Matt Maher: Returning Hodgson cannot kick the managerial addiction
Roy Hodgson once described football management as a ‘sadistic pleasure’.
To begin to understand why, at the age of 74, the former Albion, Liverpool and England boss has accepted another ride on the carousel, those words are as good a starting point as any.
Hodgson is a football addict who cannot kick the habit. Despite having little left to prove after experiencing a career the like of which most who ever stand in the dugout can only dream, when the Watford came calling he just couldn’t say no.
Even at a club hardly adverse to springing a shock, his appointment as Claudio Ranieri’s replacement could certainly be categorised as a surprise.
Except, perhaps, to those who know him. For all that his departure from boyhood club Crystal Palace last summer might have been viewed as a curtain call, that is certainly not the way Hodgson saw it. On the contrary, he had been keen to stay on at Selhurst Park and it is telling, particularly so now, how the word ‘retirement’ was never uttered at the time. Hodgson was keen to keep the door slightly open, in the hope he be offered a route back in. This week, Watford obliged.
There will be some questioning the sanity of a man now nearly a decade past retirement age stepping back into the pressure cooker of a Premier League relegation battle.
Of course, it would be naive to think the offer of a £1million bonus should he keep the Hornets up didn’t help sway the decision.
But more than anything Hodgson’s return provides an insight into the psychology of those who operate at the top level of sport, a mindset those of us on the outside can never completely appreciate.
Steve Bruce, another manager to have enjoyed a lengthy career, once compared the profession to a ‘sickness’. You know it probably isn’t good for you but you just can’t help yourself.
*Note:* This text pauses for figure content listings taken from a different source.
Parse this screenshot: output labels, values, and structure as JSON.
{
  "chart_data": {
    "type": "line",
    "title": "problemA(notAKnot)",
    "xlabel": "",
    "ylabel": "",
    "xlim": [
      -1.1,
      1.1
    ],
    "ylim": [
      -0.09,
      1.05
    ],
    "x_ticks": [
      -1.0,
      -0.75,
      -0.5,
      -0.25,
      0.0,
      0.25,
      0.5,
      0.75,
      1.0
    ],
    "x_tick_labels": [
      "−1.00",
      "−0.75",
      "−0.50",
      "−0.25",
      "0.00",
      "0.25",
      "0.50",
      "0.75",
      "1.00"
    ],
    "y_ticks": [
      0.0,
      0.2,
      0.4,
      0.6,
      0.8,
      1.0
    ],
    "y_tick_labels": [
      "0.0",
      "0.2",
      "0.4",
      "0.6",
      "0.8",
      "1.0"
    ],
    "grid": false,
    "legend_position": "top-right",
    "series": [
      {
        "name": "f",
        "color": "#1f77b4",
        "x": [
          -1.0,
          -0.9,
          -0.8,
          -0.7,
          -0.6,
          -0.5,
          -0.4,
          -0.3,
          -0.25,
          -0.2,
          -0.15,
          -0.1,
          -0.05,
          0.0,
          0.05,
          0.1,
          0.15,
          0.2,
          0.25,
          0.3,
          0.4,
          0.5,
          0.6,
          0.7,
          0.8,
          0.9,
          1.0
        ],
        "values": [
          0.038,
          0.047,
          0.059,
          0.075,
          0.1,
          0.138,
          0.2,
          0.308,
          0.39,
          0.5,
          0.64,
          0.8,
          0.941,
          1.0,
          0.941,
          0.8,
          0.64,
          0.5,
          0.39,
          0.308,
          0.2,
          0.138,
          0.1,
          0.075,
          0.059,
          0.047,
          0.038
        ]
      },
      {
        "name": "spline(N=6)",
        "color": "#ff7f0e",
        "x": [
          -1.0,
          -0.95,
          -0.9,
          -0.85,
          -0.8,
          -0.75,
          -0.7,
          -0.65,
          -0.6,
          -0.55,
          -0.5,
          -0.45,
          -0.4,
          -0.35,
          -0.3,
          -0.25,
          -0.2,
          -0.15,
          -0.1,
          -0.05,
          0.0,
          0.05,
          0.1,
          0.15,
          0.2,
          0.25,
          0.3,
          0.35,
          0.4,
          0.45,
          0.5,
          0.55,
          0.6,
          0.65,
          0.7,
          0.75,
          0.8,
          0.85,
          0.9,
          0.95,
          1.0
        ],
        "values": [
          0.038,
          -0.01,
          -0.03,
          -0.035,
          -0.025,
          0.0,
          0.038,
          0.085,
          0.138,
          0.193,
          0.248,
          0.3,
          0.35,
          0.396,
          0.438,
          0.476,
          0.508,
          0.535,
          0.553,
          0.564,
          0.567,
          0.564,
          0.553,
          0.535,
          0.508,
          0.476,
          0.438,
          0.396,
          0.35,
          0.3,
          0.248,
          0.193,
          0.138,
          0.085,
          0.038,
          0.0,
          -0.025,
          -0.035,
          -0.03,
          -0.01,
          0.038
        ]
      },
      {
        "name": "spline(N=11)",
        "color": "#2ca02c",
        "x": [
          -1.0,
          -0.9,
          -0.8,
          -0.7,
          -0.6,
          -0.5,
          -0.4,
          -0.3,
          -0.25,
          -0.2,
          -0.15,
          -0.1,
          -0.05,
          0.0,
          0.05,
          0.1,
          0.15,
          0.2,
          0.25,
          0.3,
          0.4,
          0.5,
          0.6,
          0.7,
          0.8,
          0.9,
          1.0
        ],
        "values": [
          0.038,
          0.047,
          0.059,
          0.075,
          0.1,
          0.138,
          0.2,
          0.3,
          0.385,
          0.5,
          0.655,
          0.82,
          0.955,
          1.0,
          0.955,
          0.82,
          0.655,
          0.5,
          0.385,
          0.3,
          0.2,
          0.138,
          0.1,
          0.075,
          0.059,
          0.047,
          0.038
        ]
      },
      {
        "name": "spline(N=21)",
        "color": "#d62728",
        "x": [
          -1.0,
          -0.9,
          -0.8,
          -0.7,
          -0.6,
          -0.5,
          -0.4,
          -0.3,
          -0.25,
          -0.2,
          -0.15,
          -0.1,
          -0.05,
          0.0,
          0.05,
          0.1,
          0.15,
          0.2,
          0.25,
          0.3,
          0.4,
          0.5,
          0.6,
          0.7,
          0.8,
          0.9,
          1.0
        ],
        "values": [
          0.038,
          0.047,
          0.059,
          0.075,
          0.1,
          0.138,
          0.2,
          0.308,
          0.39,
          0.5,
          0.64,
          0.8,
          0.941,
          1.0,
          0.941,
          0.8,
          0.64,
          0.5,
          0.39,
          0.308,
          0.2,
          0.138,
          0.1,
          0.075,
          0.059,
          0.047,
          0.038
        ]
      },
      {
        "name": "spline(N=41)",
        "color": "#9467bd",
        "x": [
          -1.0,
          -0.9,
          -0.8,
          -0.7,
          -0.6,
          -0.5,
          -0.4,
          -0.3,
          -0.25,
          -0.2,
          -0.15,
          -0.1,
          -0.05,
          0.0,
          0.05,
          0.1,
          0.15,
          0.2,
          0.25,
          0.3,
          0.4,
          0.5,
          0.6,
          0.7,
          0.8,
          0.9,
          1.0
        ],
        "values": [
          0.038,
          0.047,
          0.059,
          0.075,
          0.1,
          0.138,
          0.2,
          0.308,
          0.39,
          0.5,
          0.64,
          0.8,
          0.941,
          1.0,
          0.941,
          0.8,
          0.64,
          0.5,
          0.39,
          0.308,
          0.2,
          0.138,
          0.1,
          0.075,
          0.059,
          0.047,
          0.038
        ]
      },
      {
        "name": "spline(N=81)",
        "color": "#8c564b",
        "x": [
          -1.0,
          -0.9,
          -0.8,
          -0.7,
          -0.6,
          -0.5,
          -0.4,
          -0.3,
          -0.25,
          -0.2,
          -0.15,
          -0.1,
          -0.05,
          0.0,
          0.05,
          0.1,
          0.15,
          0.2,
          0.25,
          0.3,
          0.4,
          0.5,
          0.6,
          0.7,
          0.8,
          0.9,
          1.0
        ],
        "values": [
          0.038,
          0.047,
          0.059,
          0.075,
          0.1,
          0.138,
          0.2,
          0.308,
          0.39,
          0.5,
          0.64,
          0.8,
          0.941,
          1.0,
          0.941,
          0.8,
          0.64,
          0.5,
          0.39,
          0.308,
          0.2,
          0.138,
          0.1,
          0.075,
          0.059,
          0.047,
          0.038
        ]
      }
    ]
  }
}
Even the bad times are enjoyable, sometimes more so.
“The suffering never stops – that’s the problem. If anything, it gets worse,” said Hodgson in 2018. “You learn to harden yourself towards it but, the longer you are in, it isn’t something you can give up lightly. Even if you’re not winning, it is possible to derive some satisfaction from the fact you are working properly.”
In the 46 years since Hodgson took his first step into management with Halmstads, coaching has become his life, the thing which makes him feel most alive.
Is that sad? Well, maybe a little. Yet in an increasingly cynical age and in a sport when the focus feels forever to be on finding the next big thing, there is something heartening about Hodgson’s endurance and hunger.
Not that this is a story which should be dripping with sentiment. Hodgson for one would not appreciate it. He is certainly no fool and neither does he suffer them. Perhaps the most important point in all is that he is back in the game primarily because he is very good at what he does. Sure, those high-profile failures with England and at Liverpool will always linger but when it comes to turning round the fortunes of clubs who find themselves near the foot of the Premier League his record is exemplary.
Palace, who sat bottom of the table with no points and no goals after four matches when he joined in September 2017, were the latest to benefit. Prior to that it was Fulham and, of course, the Baggies who got to witness his work first hand.
Significantly all three clubs could be classified as Premier League strugglers and it was Hodgson who laid the foundations for consolidation and growth in the top flight.
Watford, with their 15 managers in 10 years, might be ridiculed in some quarters as a basket case. But the hiring of Hodgson might well prove to be a shrewd move. The number of raised eyebrows from neutral observers might well have been exceeded by the concerned glances at rival clubs in the relegation dogfight. His appointment feels eminently more sensible than Vitor Pereira at Everton, for instance.
There are some parallels to be drawn with Hodgson’s arrival at The Hawthorns in February, 2011. Back then, at least nationally, he was seen as something of a laughing stock after his short, painful reign at Anfield.
Yet for the Baggies he proved the ideal fit and his appointment a masterstroke. There is a simplicity to this methods – the steady diet of 11v11 training sessions – which perhaps did not make him suitable for the likes of Liverpool. At Albion they were tremendously effective, helping to improve players and ensuring several went on to enjoy lengthy Premier League careers they might otherwise not have had.
Watford are now hoping he can work the same magic again in their hour of need. You really wouldn’t bet against it.